Atlantic County seeks to distinguish the case at hand from Bell, pointing to CETA § 602(b)'s provision that
The Secretary may also withhold funds otherwise payable under this Act, but only in order to recover any amounts expended in the current or immediately prior fiscal year in violation of any provision of this Act or any term or condition of assistance under this Act. [emphasis added]

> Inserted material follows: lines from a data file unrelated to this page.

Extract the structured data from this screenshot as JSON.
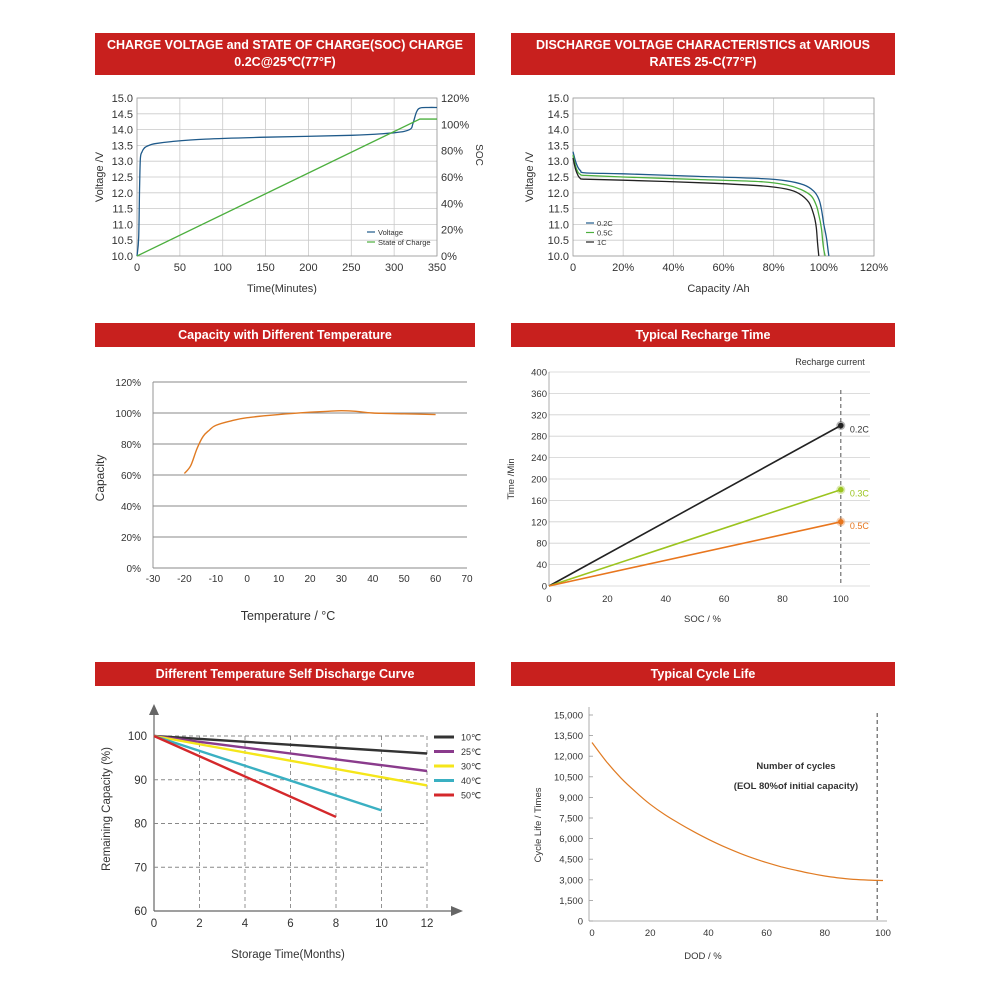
{
  "charts": [
    {
      "banner_line1": "CHARGE VOLTAGE and STATE OF CHARGE(SOC) CHARGE",
      "banner_line2": "0.2C@25℃(77°F)",
      "chart_data": {
        "type": "line",
        "title": "CHARGE VOLTAGE and STATE OF CHARGE(SOC) CHARGE 0.2C@25℃(77°F)",
        "xlabel": "Time(Minutes)",
        "ylabel": "Voltage  /V",
        "y2label": "SOC",
        "xlim": [
          0,
          350
        ],
        "ylim": [
          10.0,
          15.0
        ],
        "y2lim": [
          0,
          120
        ],
        "x_ticks": [
          "0",
          "50",
          "100",
          "150",
          "200",
          "250",
          "300",
          "350"
        ],
        "y_ticks": [
          "10.0",
          "10.5",
          "11.0",
          "11.5",
          "12.0",
          "12.5",
          "13.0",
          "13.5",
          "14.0",
          "14.5",
          "15.0"
        ],
        "y2_ticks": [
          "0%",
          "20%",
          "40%",
          "60%",
          "80%",
          "100%",
          "120%"
        ],
        "legend": "bottom-right",
        "series": [
          {
            "name": "Voltage",
            "axis": "left",
            "color": "#1f5a8a",
            "x": [
              0,
              2,
              3,
              4,
              6,
              8,
              10,
              14,
              20,
              40,
              80,
              150,
              250,
              300,
              318,
              322,
              326,
              330,
              340,
              350
            ],
            "y": [
              10.0,
              10.6,
              12.2,
              13.1,
              13.3,
              13.4,
              13.45,
              13.5,
              13.55,
              13.62,
              13.7,
              13.76,
              13.82,
              13.9,
              14.0,
              14.2,
              14.55,
              14.68,
              14.7,
              14.7
            ]
          },
          {
            "name": "State of Charge",
            "axis": "right",
            "color": "#4caf3e",
            "x": [
              0,
              330,
              350
            ],
            "y": [
              0,
              104,
              104
            ]
          }
        ]
      }
    },
    {
      "banner_line1": "DISCHARGE VOLTAGE CHARACTERISTICS at VARIOUS",
      "banner_line2": "RATES 25-C(77°F)",
      "chart_data": {
        "type": "line",
        "title": "DISCHARGE VOLTAGE CHARACTERISTICS at VARIOUS RATES 25-C(77°F)",
        "xlabel": "Capacity  /Ah",
        "ylabel": "Voltage  /V",
        "xlim": [
          0,
          120
        ],
        "ylim": [
          10.0,
          15.0
        ],
        "x_ticks": [
          "0",
          "20%",
          "40%",
          "60%",
          "80%",
          "100%",
          "120%"
        ],
        "y_ticks": [
          "10.0",
          "10.5",
          "11.0",
          "11.5",
          "12.0",
          "12.5",
          "13.0",
          "13.5",
          "14.0",
          "14.5",
          "15.0"
        ],
        "legend": "bottom-left",
        "series": [
          {
            "name": "0.2C",
            "color": "#1f5a8a",
            "x": [
              0,
              1,
              2,
              3,
              5,
              20,
              50,
              75,
              85,
              92,
              96,
              98,
              99,
              100,
              101,
              101.5,
              102
            ],
            "y": [
              13.3,
              13.0,
              12.8,
              12.7,
              12.63,
              12.6,
              12.52,
              12.45,
              12.38,
              12.25,
              12.05,
              11.8,
              11.5,
              11.0,
              10.6,
              10.3,
              10.0
            ]
          },
          {
            "name": "0.5C",
            "color": "#4caf3e",
            "x": [
              0,
              1,
              2,
              3,
              5,
              20,
              50,
              75,
              85,
              91,
              95,
              97,
              98,
              99,
              99.5,
              100,
              100.5
            ],
            "y": [
              13.2,
              12.85,
              12.65,
              12.58,
              12.55,
              12.5,
              12.42,
              12.35,
              12.25,
              12.1,
              11.9,
              11.6,
              11.3,
              10.9,
              10.5,
              10.2,
              10.0
            ]
          },
          {
            "name": "1C",
            "color": "#222222",
            "x": [
              0,
              1,
              2,
              3,
              5,
              20,
              50,
              75,
              85,
              90,
              94,
              96,
              97,
              97.5,
              98
            ],
            "y": [
              13.1,
              12.75,
              12.55,
              12.45,
              12.43,
              12.4,
              12.32,
              12.22,
              12.12,
              11.98,
              11.7,
              11.3,
              10.9,
              10.4,
              10.0
            ]
          }
        ]
      }
    },
    {
      "banner": "Capacity with Different Temperature",
      "chart_data": {
        "type": "line",
        "title": "Capacity with Different Temperature",
        "xlabel": "Temperature / °C",
        "ylabel": "Capacity",
        "xlim": [
          -30,
          70
        ],
        "ylim": [
          0,
          120
        ],
        "x_ticks": [
          "-30",
          "-20",
          "-10",
          "0",
          "10",
          "20",
          "30",
          "40",
          "50",
          "60",
          "70"
        ],
        "y_ticks": [
          "0%",
          "20%",
          "40%",
          "60%",
          "80%",
          "100%",
          "120%"
        ],
        "series": [
          {
            "name": "",
            "color": "#e07b23",
            "x": [
              -20,
              -18,
              -16,
              -14,
              -12,
              -10,
              -5,
              0,
              10,
              20,
              25,
              30,
              35,
              40,
              50,
              60
            ],
            "y": [
              61,
              66,
              77,
              85,
              89,
              92,
              95,
              97,
              99,
              100.5,
              101,
              101.5,
              101,
              100,
              99.5,
              99
            ]
          }
        ]
      }
    },
    {
      "banner": "Typical Recharge Time",
      "chart_data": {
        "type": "line",
        "title": "Typical Recharge Time",
        "xlabel": "SOC / %",
        "ylabel": "Time /Min",
        "xlim": [
          0,
          110
        ],
        "ylim": [
          0,
          400
        ],
        "x_ticks": [
          "0",
          "20",
          "40",
          "60",
          "80",
          "100"
        ],
        "y_ticks": [
          "0",
          "40",
          "80",
          "120",
          "160",
          "200",
          "240",
          "280",
          "320",
          "360",
          "400"
        ],
        "annotation": "Recharge current",
        "series": [
          {
            "name": "0.2C",
            "color": "#222222",
            "x": [
              0,
              100
            ],
            "y": [
              0,
              300
            ]
          },
          {
            "name": "0.3C",
            "color": "#9bc41f",
            "x": [
              0,
              100
            ],
            "y": [
              0,
              180
            ]
          },
          {
            "name": "0.5C",
            "color": "#e8761e",
            "x": [
              0,
              100
            ],
            "y": [
              0,
              120
            ]
          }
        ]
      }
    },
    {
      "banner": "Different Temperature Self Discharge Curve",
      "chart_data": {
        "type": "line",
        "title": "Different Temperature Self Discharge Curve",
        "xlabel": "Storage Time(Months)",
        "ylabel": "Remaining Capacity (%)",
        "xlim": [
          0,
          13
        ],
        "ylim": [
          60,
          102
        ],
        "x_ticks": [
          "0",
          "2",
          "4",
          "6",
          "8",
          "10",
          "12"
        ],
        "y_ticks": [
          "60",
          "70",
          "80",
          "90",
          "100"
        ],
        "legend": "right",
        "series": [
          {
            "name": "10℃",
            "color": "#333333",
            "x": [
              0,
              12
            ],
            "y": [
              100,
              96
            ]
          },
          {
            "name": "25℃",
            "color": "#8a3b8c",
            "x": [
              0,
              12
            ],
            "y": [
              100,
              92
            ]
          },
          {
            "name": "30℃",
            "color": "#f5e61a",
            "x": [
              0,
              12
            ],
            "y": [
              100,
              88.7
            ]
          },
          {
            "name": "40℃",
            "color": "#3ab0c2",
            "x": [
              0,
              10
            ],
            "y": [
              100,
              83
            ]
          },
          {
            "name": "50℃",
            "color": "#d4282b",
            "x": [
              0,
              8
            ],
            "y": [
              100,
              81.5
            ]
          }
        ]
      }
    },
    {
      "banner": "Typical Cycle Life",
      "chart_data": {
        "type": "line",
        "title": "Typical Cycle Life",
        "xlabel": "DOD / %",
        "ylabel": "Cycle Life / Times",
        "xlim": [
          0,
          100
        ],
        "ylim": [
          0,
          15000
        ],
        "x_ticks": [
          "0",
          "20",
          "40",
          "60",
          "80",
          "100"
        ],
        "y_ticks": [
          "0",
          "1,500",
          "3,000",
          "4,500",
          "6,000",
          "7,500",
          "9,000",
          "10,500",
          "12,000",
          "13,500",
          "15,000"
        ],
        "annotation_line1": "Number of cycles",
        "annotation_line2": "(EOL 80%of initial capacity)",
        "series": [
          {
            "name": "",
            "color": "#e07b23",
            "x": [
              0,
              5,
              10,
              15,
              20,
              25,
              30,
              35,
              40,
              45,
              50,
              55,
              60,
              65,
              70,
              75,
              80,
              85,
              90,
              95,
              100
            ],
            "y": [
              13000,
              11600,
              10400,
              9400,
              8500,
              7750,
              7100,
              6500,
              5950,
              5450,
              5000,
              4600,
              4250,
              3950,
              3700,
              3470,
              3280,
              3130,
              3030,
              2980,
              2950
            ]
          }
        ]
      }
    }
  ]
}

The County argues that this language evinces a Congressional intent to give the Secretary only a limited right of recovery under CETA. We do not agree. ESEA also provided for withholding future funds to sanction improper expenditures. § 210, 79 Stat. 27, 33. ESEA included this sanction as an additional response to noncompliance, not as the exclusive one. Similarly with CETA, the Secretary "may also" resort to the limited withholding remedy defined in § 602(b). The provision does not purport to limit other sanctions available to the government.
III.
Since we hold that the 1973 CETA statute did create a recoupment right in the Secretary of Labor, we must address Atlantic County's substantive objections to the Secretary's findings. Atlantic maintains that the Secretary of Labor's determination was not based on substantial evidence. We see no merit in this claim. The Secretary found two violations of CETA regulations: (1) the two jobs were not listed for 48 hours so as to permit a search of the files for eligible veterans, 29 C.F.R. § 96.29 (1978); and (2) the two employees were paid more than non-CETA personnel performing comparable jobs, 29 C.F.R. § 98.24(b) (1978).

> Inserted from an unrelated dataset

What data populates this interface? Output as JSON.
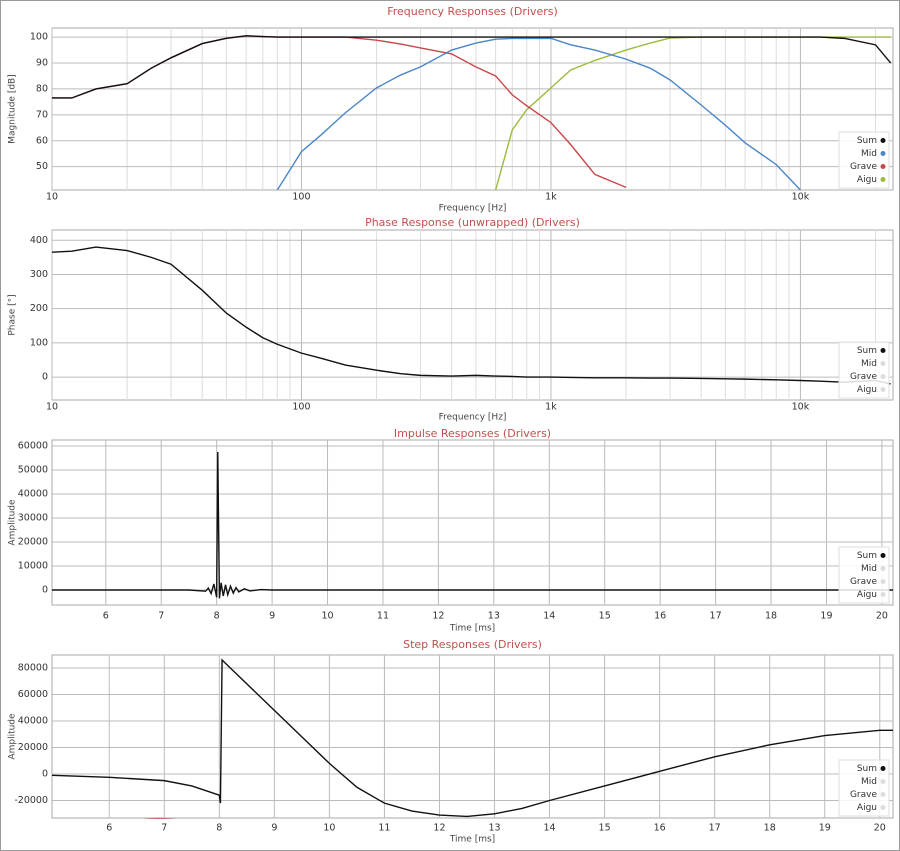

There is substantial evidence in the record supporting the claimed violations. First, the two employees were hired at 1:00 p.m. Monday, less than 48 hours (excluding weekends) after the jobs were listed on Friday morning. Second, Atlantic County made no showing that it checked the files for eligible veterans. Finally, the salaries earned by non-CETA employees who appear to have been comparable — license inspectors and building inspectors — were well below the $10,000 paid the two CETA employees in this case.
The decision of the Secretary of Labor will be affirmed.